Tele Vision

Every few months rumors emerge of another technology company attempting to create a new product centered around the TV. Apple’s name comes up, of course, but so does Google. And Microsoft has been experimenting with no lesser degrees of vigor than the others. They all seem to be trying to make TV smarter, somehow.

But I would argue that these efforts are misguided. Television is more than the TV set or a set-top box, or any box. It’s more than channels or broadcasters or producers or aggregators or distributors. It’s all of these things; plus more. It’s a value network of great breadth and complexity. It’s a highly modularized industry with well-defined business model boundaries and inter-dependencies. I would argue that its very breadth is what has kept it rigid and immune from disruptive change.

If you look at each technological experiment to move to a new business model, they can all be reduced to the offer of an additional or substitutive module. There is no assumption made that the content being served will change. To put it in the context of mobile computing, it’s like trying to introduce a smartphone in a world without data networks–where the only service to be served is person-to-person calling. Unlike the Smartphone which could only have emerged to leverage the Internet, TV has no “smart content” to leverage. The “smartness” has to be not in the box but in the programming.

Of course, I don’t mean there’s a lack of good programming. What I mean is that there is no innovation in what a program is–the job it’s hired to do. The way it and its distribution fits into a person’s life. TV programs have not changed for half a century. They feature the same genres, the same duration, the same business model, the same series, format and scheduling and the same value chains as when “I Love Lucy” premiered in 1951. They assume people watch TV during the same time each day (while doing nothing else.) They also assume people are equally influenced by brand advertising and that audiences are largely homogeneous.

Contrast that with other media. The song, the book, the game, the newspaper even the movie have gone through consumption changes which have been supported by disruptive innovations. The portable music player, the ebook reader, the console and the mobile phone and the internet in general have all allowed consumption to conform to new usage patterns. The jobs that music is hired to do has changed dramatically. These re-definitions of what media is used for caused dramatic changes in both the production and distribution and hence the way value is captured in media.

TV, it seems, stands alone and immune.

So it’s not hard to understand why technology solutions have largely failed. Every attempt to make a change in a part of the value network has affected another part, which has led to resistance and reversal. Even Hulu, an innovative distribution method for content, owned by a group of incumbents, has had to scale back ambitions as the incumbents throttled it. Apple TV faces a stone wall of restrictions on distribution due to the inter-locking contracts content is bound by. Google TV has been largely shut out for the same reasons.

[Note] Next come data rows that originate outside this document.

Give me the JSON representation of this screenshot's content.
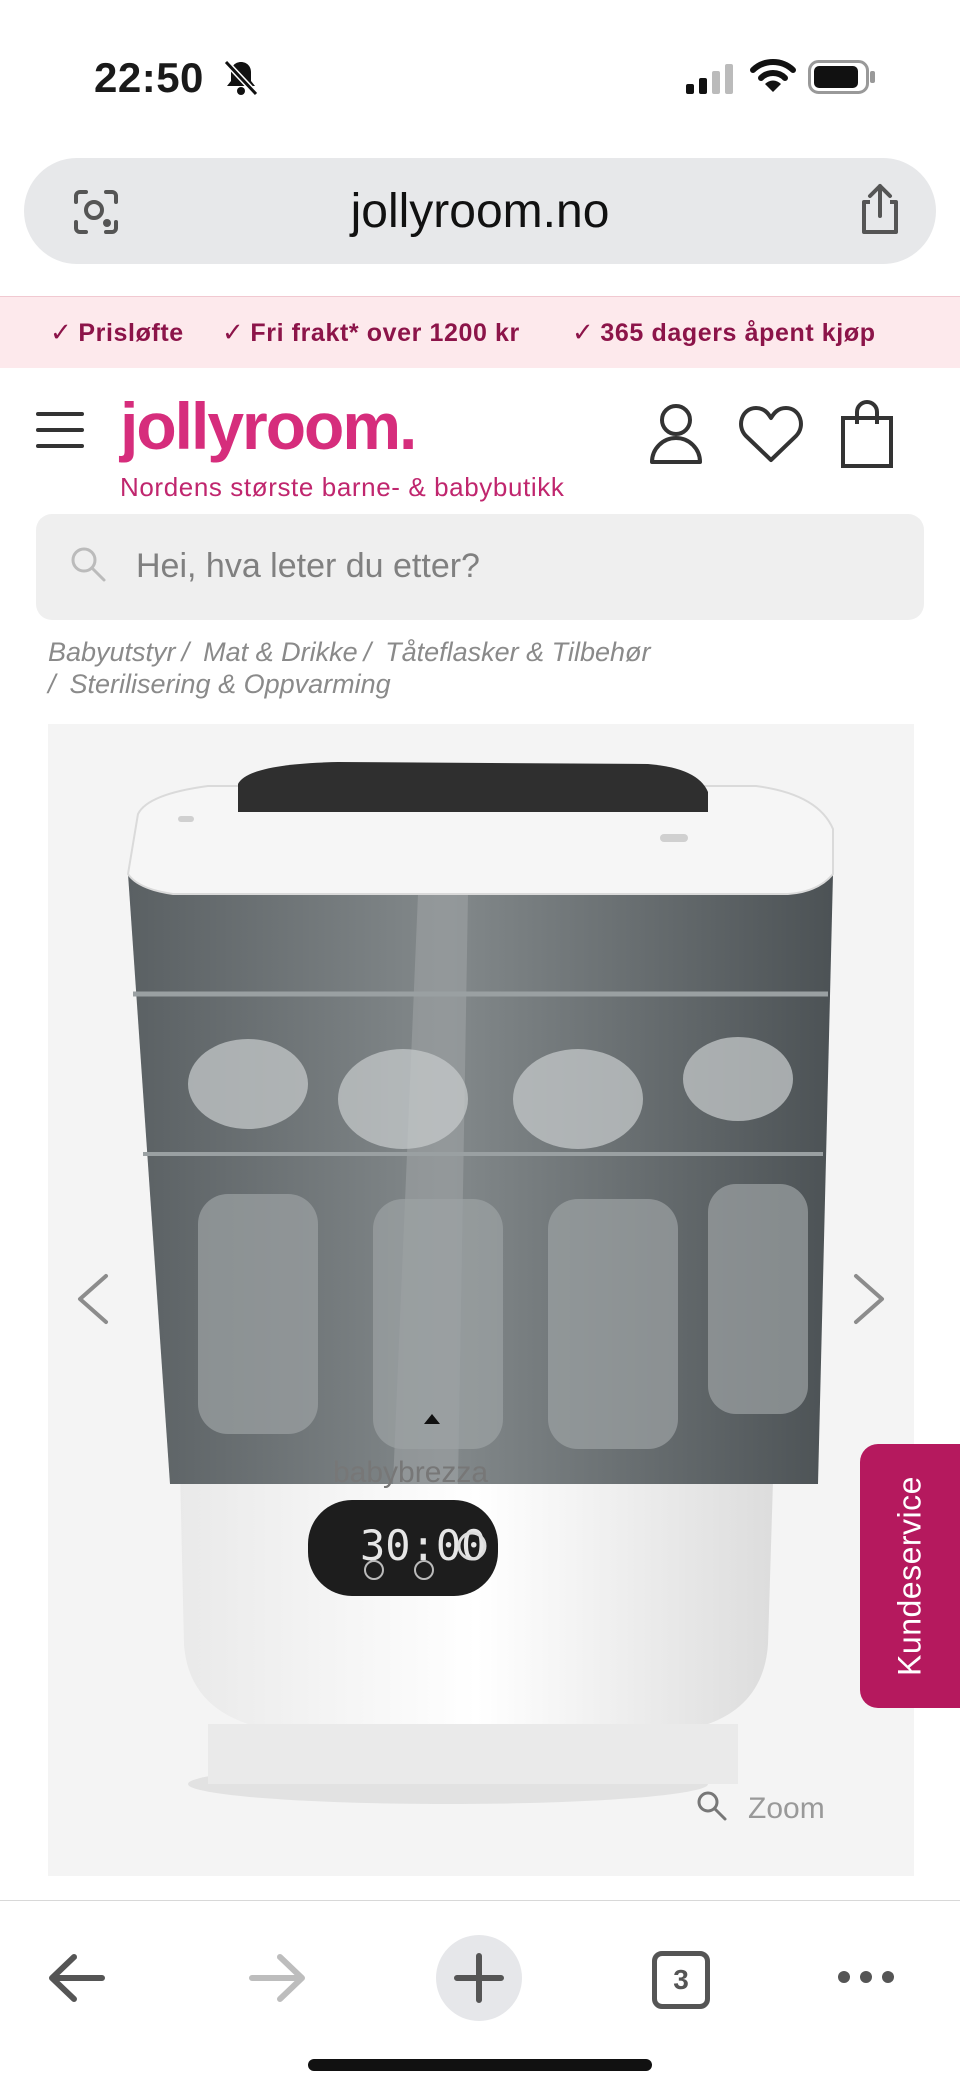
{
  "status_bar": {
    "time": "22:50"
  },
  "browser": {
    "url": "jollyroom.no"
  },
  "promo": {
    "items": [
      "Prisløfte",
      "Fri frakt* over 1200 kr",
      "365 dagers åpent kjøp"
    ],
    "check": "✓"
  },
  "header": {
    "logo": "jollyroom.",
    "tagline": "Nordens største barne- & babybutikk"
  },
  "search": {
    "placeholder": "Hei, hva leter du etter?"
  },
  "breadcrumb": {
    "items": [
      "Babyutstyr",
      "Mat & Drikke",
      "Tåteflasker & Tilbehør",
      "Sterilisering & Oppvarming"
    ],
    "separator": "/"
  },
  "product": {
    "brand_on_device": "babybrezza",
    "display_reading": "30:00",
    "zoom_label": "Zoom"
  },
  "side_tab": {
    "label": "Kundeservice"
  },
  "toolbar": {
    "tab_count": "3"
  },
  "colors": {
    "brand": "#d62d7c",
    "promo_bg": "#fde9ec",
    "promo_text": "#8c1449",
    "side_tab": "#b5195e"
  }
}
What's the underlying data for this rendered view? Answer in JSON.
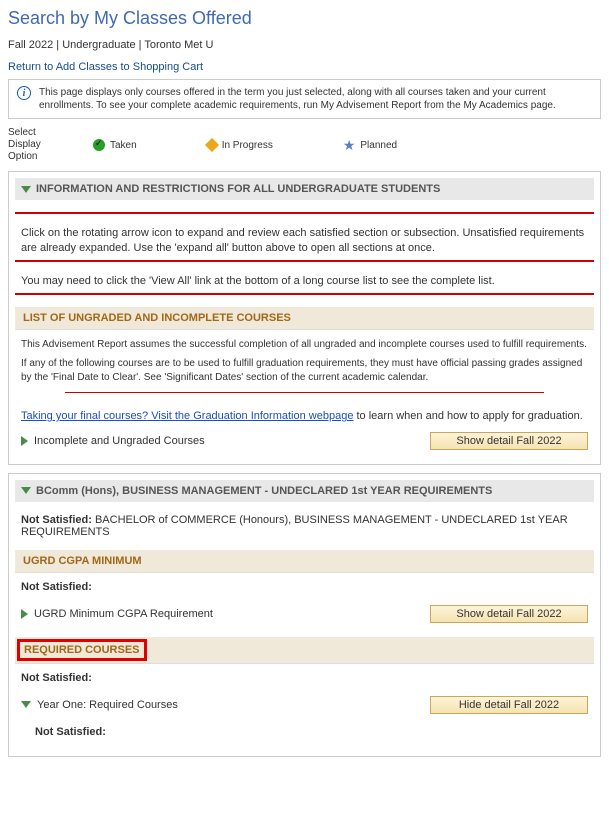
{
  "page": {
    "title": "Search by My Classes Offered",
    "breadcrumb": "Fall 2022 | Undergraduate | Toronto Met U",
    "return_link": "Return to Add Classes to Shopping Cart",
    "info_text": "This page displays only courses offered in the term you just selected, along with all courses taken and your current enrollments.  To see your complete academic requirements, run My Advisement Report from the My Academics page."
  },
  "legend": {
    "label": "Select Display Option",
    "taken": "Taken",
    "in_progress": "In Progress",
    "planned": "Planned"
  },
  "section1": {
    "header": "INFORMATION AND RESTRICTIONS FOR ALL UNDERGRADUATE STUDENTS",
    "para1": "Click on the rotating arrow icon to expand and review each satisfied section or subsection. Unsatisfied requirements are already expanded. Use the 'expand all' button above to open all sections at once.",
    "para2": "You may need to click the 'View All' link at the bottom of a long course list to see the complete list.",
    "sub_header": "LIST OF UNGRADED AND INCOMPLETE COURSES",
    "sub_text1": "This Advisement Report assumes the successful completion of all ungraded and incomplete courses used to fulfill requirements.",
    "sub_text2": "If any of the following courses are to be used to fulfill graduation requirements, they must have official passing grades assigned by the 'Final Date to Clear'. See 'Significant Dates' section of the current academic calendar.",
    "grad_link": "Taking your final courses? Visit the Graduation Information webpage",
    "grad_tail": " to learn when and how to apply for graduation.",
    "req_label": "Incomplete and Ungraded Courses",
    "detail_btn": "Show detail Fall 2022"
  },
  "section2": {
    "header": "BComm (Hons), BUSINESS MANAGEMENT - UNDECLARED 1st YEAR REQUIREMENTS",
    "not_sat_label": "Not Satisfied:",
    "not_sat_text": "  BACHELOR of COMMERCE (Honours), BUSINESS MANAGEMENT - UNDECLARED 1st YEAR REQUIREMENTS",
    "sub1_header": "UGRD CGPA MINIMUM",
    "sub1_not_sat": "Not Satisfied:",
    "sub1_req": "UGRD Minimum CGPA Requirement",
    "sub1_btn": "Show detail Fall 2022",
    "sub2_header": "REQUIRED COURSES",
    "sub2_not_sat": "Not Satisfied:",
    "sub2_req": "Year One: Required Courses",
    "sub2_btn": "Hide detail Fall 2022",
    "sub2_child_not_sat": "Not Satisfied:"
  }
}
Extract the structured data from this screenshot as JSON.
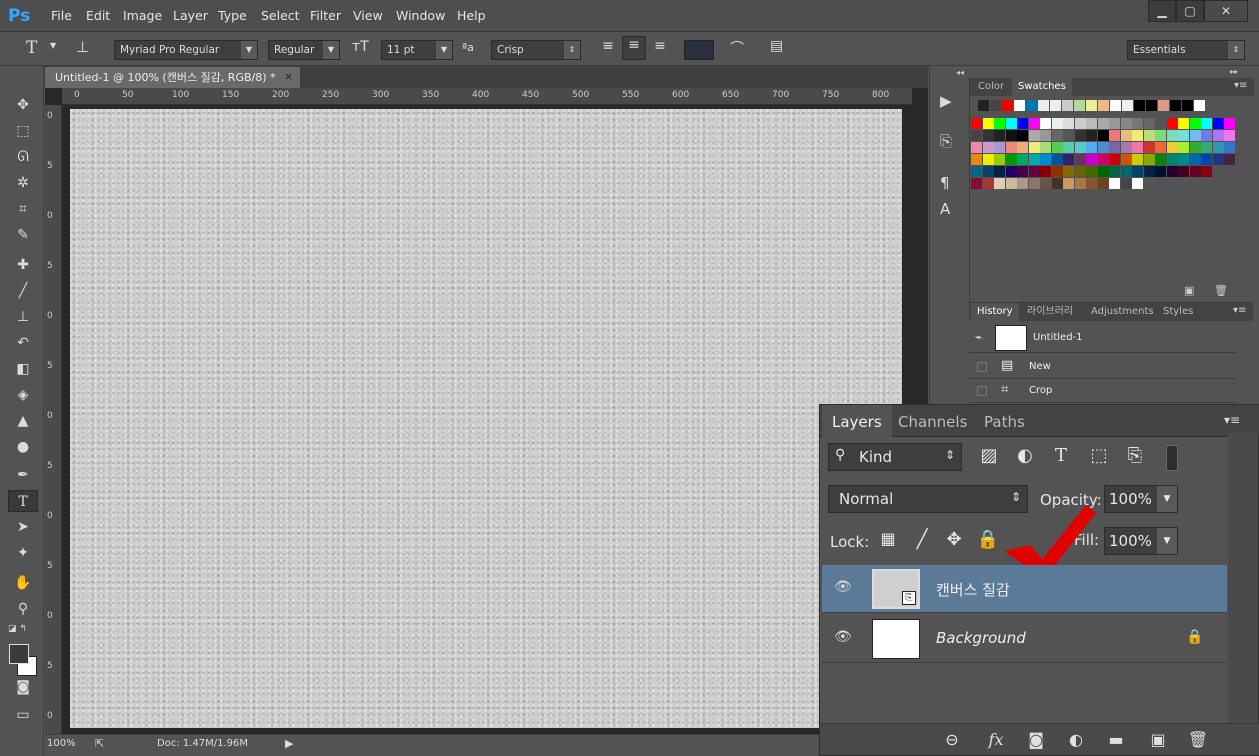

And I won’t delve deeply into the fact that TV is intensely parochial. There are few if any global brands, programs or regulations. Every country, region, city and town feels a need to localize its content and offer obstacles to external sourcing. Governments engaged with the industry so long ago that they’ve become co-dependent.

Only one experiment is entirely independent of the current network: YouTube. YouTube does not rely on current programming. It has allowed a new set of producers and new form factors to emerge. It’s still very rough and incomplete as a solution but it may get better. The growth is phenomenal and the business model is sustainable[2].

It’s hard to provide an illustration of how important this separate network effect becomes, and how long the time frame can be. The only proxy I can draw on is the story of how Voice over IP has grown in comparison to voice traffic over the switched network. The following chart shows how three types of traffic have grown in the US between 1997 and 2015 (est.): Interstate and Intrastate Voice (left column) vs. Internet traffic (right column) with IP voice inset inside Internet Traffic (areas represent relative traffic measured in Terabytes/month)[1].

The estimate for 2015 shows that Voice over IP will reach 23,000 terabytes/mo. while PSTN voice will consume only 26,000 TB/mo. A negligible difference and one which will likely be in favor of IP over a global scale. The tail indeed does wag the dog.

The only numerate conclusion that can be drawn is that the growth of internet consumption is so vast that it swamps other forms of media, even if within the internet, media itself is a minor component.

So as far as having a vision of tele-vision, the answer is not to graft technology onto an archaic value network, but to build a new value network around new technology.

Notes:

  1. Source: Lampert, O’Connor & Johnston, P.C. June 16, 2011 Ex Parte via … The Tail Wagging the Dog–A comparison of PSTN and IP traffic from 1997 to 2015.
  2. I note with some dismay that Google feels it needs to dabble in the current value networks. Nurturing YouTube is a far better use of its resources.